Interview: Katrin Saß: "Wer fragt hier noch nach Ossi oder Wessi?“

Die Schauspielerin Katrin Saß im Interview über die große Sehnsucht nach der Freiheit, erschreckende Verklärung der DDR, Alkoholsucht und warum in Berlin die Einheit nicht nur ein Wort ist.

Ein Blick zurück: Wie haben Sie den 9. November 1989 und danach erlebt?

Am 9. November selbst stand ich am Abwaschbecken in meiner Wohnung in Babelsberg und hörte Nachrichten. Das habe ich vorher nur selten getan. Die Nachrichten im Westfernsehen betrafen mich nicht so direkt, und die Aktuelle Kamera bei uns im Osten war reine Propaganda. Zeitung habe ich auch nicht gelesen, das war langweilig. Um den 9. November herum wurde es aber spannend, da habe ich ständig Nachrichten gehört. Plötzlich sprach Schabowski von Ausreise. Ich dachte, damit seien Leute gemeint, die in der DDR vorher einen Ausreiseantrag gestellt hatten. Aber selbst in diesem Moment glaubte ich nicht, dass die Mauer fallen würde. Als ich dann im Fernsehen abends Tausende an den Übergängen stehen sah und dieses große blonde Mädchen sah, das einem DDR-Polizisten um den Hals fiel, war ich verwirrt: Hatten so viele einen Antrag gestellt? Ich hätte es zur Glienicker Brücke nicht weit gehabt, bin aber nicht hingegangen.

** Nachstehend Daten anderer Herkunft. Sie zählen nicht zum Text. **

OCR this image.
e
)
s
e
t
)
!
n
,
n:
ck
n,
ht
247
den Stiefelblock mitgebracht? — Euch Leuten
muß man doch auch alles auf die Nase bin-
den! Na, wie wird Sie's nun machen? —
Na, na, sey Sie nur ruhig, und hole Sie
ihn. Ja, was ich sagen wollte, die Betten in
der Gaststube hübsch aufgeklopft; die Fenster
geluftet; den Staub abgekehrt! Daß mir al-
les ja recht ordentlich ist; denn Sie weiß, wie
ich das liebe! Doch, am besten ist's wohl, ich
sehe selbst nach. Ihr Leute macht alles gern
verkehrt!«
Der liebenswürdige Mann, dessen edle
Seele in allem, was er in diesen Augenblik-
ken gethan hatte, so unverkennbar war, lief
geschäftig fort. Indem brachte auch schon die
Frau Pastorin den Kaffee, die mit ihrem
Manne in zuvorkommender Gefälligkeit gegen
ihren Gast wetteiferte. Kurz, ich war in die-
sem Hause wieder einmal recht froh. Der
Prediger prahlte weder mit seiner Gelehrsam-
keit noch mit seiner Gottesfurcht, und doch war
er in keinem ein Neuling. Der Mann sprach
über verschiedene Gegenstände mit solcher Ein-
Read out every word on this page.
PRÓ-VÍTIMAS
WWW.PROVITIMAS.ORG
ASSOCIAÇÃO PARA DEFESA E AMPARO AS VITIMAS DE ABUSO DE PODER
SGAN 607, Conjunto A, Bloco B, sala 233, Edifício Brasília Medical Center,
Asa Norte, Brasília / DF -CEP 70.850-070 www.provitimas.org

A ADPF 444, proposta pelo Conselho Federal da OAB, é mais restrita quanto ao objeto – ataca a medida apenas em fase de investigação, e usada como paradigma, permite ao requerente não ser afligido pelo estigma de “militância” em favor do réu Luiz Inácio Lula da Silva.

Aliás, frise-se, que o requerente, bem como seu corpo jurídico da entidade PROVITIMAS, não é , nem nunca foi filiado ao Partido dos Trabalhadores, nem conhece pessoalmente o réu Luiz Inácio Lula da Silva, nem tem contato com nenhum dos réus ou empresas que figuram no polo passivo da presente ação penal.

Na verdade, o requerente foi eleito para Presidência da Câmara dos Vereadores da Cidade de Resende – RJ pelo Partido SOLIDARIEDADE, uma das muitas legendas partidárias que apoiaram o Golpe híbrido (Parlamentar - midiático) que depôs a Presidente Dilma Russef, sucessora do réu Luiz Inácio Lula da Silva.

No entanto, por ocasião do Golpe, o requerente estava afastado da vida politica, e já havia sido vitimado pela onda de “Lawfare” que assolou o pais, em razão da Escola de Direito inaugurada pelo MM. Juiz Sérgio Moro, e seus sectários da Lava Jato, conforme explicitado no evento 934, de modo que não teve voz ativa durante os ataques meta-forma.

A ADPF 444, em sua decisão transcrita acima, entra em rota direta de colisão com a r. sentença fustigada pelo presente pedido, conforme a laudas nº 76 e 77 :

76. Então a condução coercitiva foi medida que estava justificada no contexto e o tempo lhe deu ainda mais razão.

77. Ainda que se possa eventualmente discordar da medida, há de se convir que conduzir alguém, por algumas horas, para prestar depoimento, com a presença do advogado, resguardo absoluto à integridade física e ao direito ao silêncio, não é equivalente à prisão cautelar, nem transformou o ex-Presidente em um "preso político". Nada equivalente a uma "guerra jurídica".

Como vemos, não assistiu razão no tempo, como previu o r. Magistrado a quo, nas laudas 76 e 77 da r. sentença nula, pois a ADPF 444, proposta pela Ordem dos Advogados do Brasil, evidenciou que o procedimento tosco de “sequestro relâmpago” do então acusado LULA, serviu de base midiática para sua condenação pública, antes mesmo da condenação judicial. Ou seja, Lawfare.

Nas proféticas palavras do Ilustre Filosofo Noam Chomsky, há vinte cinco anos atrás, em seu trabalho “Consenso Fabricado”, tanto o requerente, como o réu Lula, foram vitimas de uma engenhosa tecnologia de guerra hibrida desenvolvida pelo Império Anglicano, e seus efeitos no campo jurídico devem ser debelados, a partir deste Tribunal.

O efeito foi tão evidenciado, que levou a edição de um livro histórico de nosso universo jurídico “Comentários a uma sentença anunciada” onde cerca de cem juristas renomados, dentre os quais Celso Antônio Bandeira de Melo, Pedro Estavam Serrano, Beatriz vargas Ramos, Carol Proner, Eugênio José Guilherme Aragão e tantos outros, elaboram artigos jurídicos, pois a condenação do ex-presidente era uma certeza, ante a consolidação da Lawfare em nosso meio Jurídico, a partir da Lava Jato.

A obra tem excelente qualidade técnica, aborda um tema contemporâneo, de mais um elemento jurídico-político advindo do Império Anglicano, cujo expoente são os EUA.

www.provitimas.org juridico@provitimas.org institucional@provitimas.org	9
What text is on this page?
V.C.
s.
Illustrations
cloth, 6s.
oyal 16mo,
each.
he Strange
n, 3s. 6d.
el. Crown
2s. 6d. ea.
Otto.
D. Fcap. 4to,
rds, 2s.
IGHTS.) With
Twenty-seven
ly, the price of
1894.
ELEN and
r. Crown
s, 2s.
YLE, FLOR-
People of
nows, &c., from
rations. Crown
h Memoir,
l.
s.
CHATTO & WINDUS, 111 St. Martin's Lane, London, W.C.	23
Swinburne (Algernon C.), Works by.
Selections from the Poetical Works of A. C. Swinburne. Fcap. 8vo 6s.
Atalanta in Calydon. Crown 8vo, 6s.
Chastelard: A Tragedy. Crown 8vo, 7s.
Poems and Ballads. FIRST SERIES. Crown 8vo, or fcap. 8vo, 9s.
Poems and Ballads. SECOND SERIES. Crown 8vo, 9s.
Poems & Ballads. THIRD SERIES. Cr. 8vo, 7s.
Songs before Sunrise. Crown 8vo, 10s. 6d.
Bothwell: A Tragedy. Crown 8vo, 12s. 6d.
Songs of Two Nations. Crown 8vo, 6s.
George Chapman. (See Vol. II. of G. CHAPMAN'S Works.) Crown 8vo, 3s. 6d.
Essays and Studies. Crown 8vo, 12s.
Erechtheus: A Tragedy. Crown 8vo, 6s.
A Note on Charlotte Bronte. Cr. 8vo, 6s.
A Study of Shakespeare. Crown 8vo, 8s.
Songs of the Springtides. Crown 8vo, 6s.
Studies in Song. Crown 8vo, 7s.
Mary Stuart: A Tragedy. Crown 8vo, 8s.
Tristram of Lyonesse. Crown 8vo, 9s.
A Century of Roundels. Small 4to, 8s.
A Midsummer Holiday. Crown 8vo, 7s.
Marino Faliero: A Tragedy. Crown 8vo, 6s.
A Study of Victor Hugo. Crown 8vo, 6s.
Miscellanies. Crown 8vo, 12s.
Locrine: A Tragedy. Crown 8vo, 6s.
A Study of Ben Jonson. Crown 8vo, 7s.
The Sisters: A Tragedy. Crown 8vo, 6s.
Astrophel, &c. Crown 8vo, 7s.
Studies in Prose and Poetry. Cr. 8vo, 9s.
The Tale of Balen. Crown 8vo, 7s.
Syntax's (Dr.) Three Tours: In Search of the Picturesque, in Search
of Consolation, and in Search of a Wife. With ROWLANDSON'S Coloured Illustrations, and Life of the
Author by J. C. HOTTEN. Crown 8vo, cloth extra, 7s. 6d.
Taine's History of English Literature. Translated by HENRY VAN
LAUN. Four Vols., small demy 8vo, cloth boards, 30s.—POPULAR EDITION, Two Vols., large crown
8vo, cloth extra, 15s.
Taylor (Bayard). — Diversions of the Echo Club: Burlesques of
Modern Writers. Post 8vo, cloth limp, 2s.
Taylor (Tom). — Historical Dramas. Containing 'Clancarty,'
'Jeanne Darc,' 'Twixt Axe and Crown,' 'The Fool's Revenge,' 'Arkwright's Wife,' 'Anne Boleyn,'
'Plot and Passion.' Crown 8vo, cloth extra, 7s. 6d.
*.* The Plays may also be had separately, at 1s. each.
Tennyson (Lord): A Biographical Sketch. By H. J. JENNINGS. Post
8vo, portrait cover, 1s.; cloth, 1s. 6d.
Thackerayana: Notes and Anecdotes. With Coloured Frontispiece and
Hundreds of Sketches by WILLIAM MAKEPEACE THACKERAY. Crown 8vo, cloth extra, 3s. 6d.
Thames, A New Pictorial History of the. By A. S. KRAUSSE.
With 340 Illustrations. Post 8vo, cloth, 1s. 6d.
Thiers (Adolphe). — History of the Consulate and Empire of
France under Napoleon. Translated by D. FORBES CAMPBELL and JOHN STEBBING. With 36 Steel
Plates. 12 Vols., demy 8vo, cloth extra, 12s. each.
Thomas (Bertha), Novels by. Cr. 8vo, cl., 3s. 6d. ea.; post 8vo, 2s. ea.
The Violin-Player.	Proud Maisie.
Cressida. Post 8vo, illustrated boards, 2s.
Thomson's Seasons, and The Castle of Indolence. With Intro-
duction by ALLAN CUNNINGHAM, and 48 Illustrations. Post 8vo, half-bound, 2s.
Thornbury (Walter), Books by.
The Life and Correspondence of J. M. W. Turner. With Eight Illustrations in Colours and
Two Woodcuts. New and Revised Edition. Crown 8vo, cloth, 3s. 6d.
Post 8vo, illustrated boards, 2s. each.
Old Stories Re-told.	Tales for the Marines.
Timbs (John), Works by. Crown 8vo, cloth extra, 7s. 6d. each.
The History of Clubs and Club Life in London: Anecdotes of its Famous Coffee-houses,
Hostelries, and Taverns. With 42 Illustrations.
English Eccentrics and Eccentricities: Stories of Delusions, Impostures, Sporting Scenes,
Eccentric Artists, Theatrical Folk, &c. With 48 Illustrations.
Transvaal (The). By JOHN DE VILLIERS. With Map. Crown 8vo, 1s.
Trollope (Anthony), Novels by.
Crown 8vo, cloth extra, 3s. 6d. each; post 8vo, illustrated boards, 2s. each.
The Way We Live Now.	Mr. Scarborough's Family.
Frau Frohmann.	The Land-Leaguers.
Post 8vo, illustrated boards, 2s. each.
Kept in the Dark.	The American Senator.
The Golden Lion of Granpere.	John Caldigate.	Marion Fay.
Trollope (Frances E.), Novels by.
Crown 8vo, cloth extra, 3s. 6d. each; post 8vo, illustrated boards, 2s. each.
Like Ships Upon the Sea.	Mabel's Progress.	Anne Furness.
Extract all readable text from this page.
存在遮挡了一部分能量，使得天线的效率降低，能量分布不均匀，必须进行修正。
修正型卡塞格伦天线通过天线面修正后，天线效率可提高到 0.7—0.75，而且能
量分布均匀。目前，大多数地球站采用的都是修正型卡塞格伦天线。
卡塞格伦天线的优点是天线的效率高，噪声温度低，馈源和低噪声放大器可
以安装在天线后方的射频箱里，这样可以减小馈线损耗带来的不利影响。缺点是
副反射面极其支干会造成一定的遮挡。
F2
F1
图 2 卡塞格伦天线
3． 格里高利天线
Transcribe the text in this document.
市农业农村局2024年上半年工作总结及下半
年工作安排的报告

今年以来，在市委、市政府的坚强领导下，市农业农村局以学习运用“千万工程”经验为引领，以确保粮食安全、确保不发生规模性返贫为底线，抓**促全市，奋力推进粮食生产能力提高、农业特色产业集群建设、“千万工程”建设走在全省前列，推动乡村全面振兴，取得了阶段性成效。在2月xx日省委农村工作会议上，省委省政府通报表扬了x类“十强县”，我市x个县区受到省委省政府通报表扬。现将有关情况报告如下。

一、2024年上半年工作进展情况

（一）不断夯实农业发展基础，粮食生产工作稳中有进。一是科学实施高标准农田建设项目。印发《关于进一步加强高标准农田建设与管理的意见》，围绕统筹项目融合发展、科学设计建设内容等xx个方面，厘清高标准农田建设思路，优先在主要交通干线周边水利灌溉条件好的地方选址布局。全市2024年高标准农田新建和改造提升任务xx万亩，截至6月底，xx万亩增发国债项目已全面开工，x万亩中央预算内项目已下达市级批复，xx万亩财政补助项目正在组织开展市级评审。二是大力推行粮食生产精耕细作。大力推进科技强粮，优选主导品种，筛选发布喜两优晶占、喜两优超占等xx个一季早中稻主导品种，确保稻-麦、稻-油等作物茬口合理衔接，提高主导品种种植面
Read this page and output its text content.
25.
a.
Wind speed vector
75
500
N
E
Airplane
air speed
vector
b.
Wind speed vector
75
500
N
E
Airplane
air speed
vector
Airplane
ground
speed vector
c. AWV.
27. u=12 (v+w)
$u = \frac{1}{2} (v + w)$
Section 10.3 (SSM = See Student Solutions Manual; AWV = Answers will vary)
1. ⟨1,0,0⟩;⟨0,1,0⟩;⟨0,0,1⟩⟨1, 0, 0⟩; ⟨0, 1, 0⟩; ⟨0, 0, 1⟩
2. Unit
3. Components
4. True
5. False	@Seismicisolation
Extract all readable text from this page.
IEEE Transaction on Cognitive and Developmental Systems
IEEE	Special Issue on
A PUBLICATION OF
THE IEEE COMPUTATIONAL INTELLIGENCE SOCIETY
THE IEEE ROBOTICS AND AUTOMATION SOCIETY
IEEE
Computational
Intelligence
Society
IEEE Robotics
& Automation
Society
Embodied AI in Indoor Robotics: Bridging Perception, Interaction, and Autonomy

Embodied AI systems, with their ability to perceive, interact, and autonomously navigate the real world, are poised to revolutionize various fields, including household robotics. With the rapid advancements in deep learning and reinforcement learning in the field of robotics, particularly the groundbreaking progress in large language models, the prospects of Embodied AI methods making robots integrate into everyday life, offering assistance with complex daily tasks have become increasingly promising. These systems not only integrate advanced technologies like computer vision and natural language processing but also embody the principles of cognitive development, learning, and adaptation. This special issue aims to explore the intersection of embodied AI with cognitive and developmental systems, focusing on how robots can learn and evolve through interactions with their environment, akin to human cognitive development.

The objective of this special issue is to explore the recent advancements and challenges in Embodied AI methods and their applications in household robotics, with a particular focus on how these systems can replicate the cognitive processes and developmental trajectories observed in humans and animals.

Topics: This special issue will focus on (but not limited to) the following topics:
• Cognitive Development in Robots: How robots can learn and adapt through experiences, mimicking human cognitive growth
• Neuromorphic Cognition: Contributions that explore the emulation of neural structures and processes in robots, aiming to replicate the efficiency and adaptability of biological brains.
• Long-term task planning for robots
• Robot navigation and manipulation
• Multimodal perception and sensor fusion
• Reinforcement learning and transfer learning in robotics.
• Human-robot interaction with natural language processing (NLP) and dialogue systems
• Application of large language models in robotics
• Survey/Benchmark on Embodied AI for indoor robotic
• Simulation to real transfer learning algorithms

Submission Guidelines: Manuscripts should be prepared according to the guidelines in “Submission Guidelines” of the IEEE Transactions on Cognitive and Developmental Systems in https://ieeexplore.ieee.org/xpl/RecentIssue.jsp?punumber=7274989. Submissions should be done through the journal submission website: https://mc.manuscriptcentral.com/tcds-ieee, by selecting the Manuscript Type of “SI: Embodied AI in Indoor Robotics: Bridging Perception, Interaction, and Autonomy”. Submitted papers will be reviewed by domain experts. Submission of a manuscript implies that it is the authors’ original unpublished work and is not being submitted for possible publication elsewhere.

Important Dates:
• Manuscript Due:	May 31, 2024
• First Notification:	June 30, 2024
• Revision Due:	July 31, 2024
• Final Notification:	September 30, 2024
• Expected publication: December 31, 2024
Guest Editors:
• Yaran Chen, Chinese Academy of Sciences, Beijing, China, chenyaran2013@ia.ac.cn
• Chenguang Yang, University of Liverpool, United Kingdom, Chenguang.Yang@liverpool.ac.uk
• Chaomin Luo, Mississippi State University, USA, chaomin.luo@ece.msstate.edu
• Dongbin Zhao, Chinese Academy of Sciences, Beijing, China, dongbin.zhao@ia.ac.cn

Warum nicht, was hat Sie abgehalten?

Das war eine ganz merkwürdige Gefühlsmischung. Einerseits riesige, unbeschreibliche Freude, andererseits Angst vor der Zukunft und Ungewissheit. Wenn die alle jetzt in den Westen können, vielleicht ändert sich dann etwas bei uns – so dachte ich. Bis zum 11. November habe ich gewartet. Ich bin dann mit meinem Lada nach West-Berlin getuckert. Ich dachte wirklich, ich träume.

Waren Sie vorher in West-Berlin gewesen?

Mit 24 Jahren hatte ich bereits den Silbernen Bären bekommen und durfte zur Berlinale in den Westen, erst 1982 und dann noch einmal 1987. Man hatte bei den DDR-Oberen immer Angst, dass ich nicht zurückkomme. Mein Bild vom Westen war von der Propaganda geprägt. Das war ja für mich ein Land, in dem man gar nicht leben konnte. 1987 konnte ich aber dann sieben Tage lang bleiben. Da hat sich das Bild schon verändert. Ich glaubte den Darstellungen von Herrn Schnitzler nicht mehr.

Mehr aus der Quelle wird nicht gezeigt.